Forty or more people in the ER waiting room.
Elderly patients waiting on stretchers in hallways.
Sections closed because there aren’t enough staff.
These are some of the issues being called out by a group of 190 physicians who released an open letter Wednesday, calling on the province for immediate help.
The letter goes on to say the problem has three underlying causes: a lack of access to family doctors; a lack of hospital beds; and health-care labour shortages.
The doctors say as many as 650,000 Albertans are without a family doctor and relief seems unlikely – saying 42 residency training spaces in family medicine were unfilled last year.
B.C. had two unfilled spaces, Saskatchewan had zero, according to the letter.

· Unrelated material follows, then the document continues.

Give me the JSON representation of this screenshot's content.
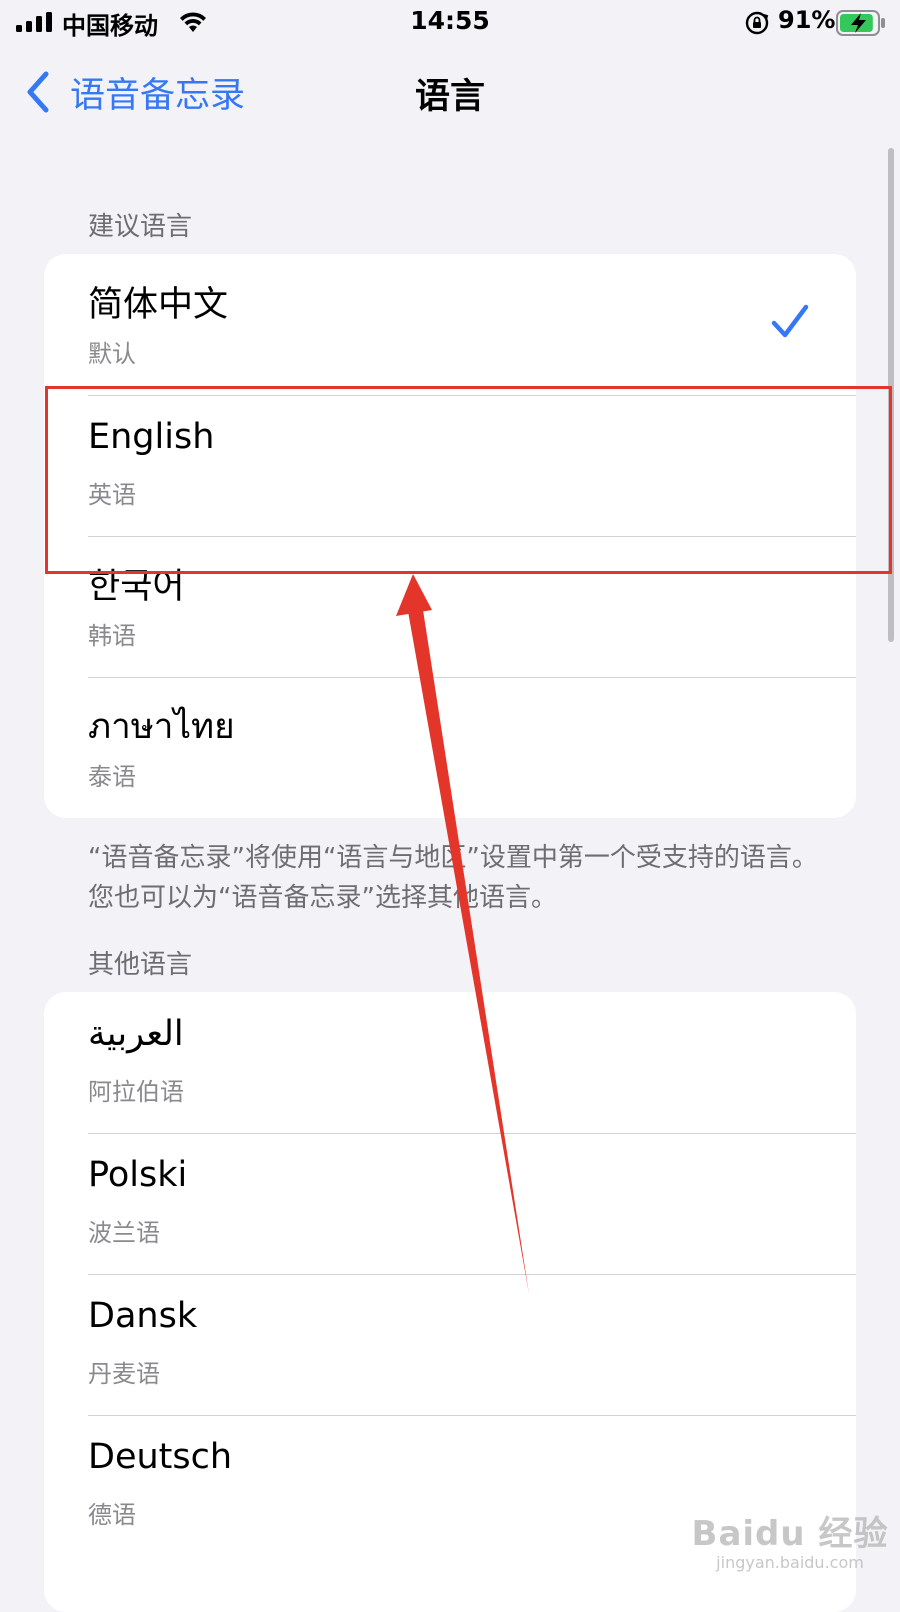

The physicians say that overcrowding in hospitals is a complex problem, but point to a lack of long term care spaces as causing a significant backlog – claiming that an average of 25 per cent of emergency department beds are being occupied by emergency in-patients, creating further backlogs.
The physicians say that emergency and specialty nurses have moved to part-time hours, left the province or left the profession after the grind of the pandemic.
During that time, they were sometimes mandated to work additional overtime, routinely had vacation requests denied and often took the brunt of frustrated patients’ anger over long waits.
Meanwhile, the province was also suggesting cutting nurses' pay.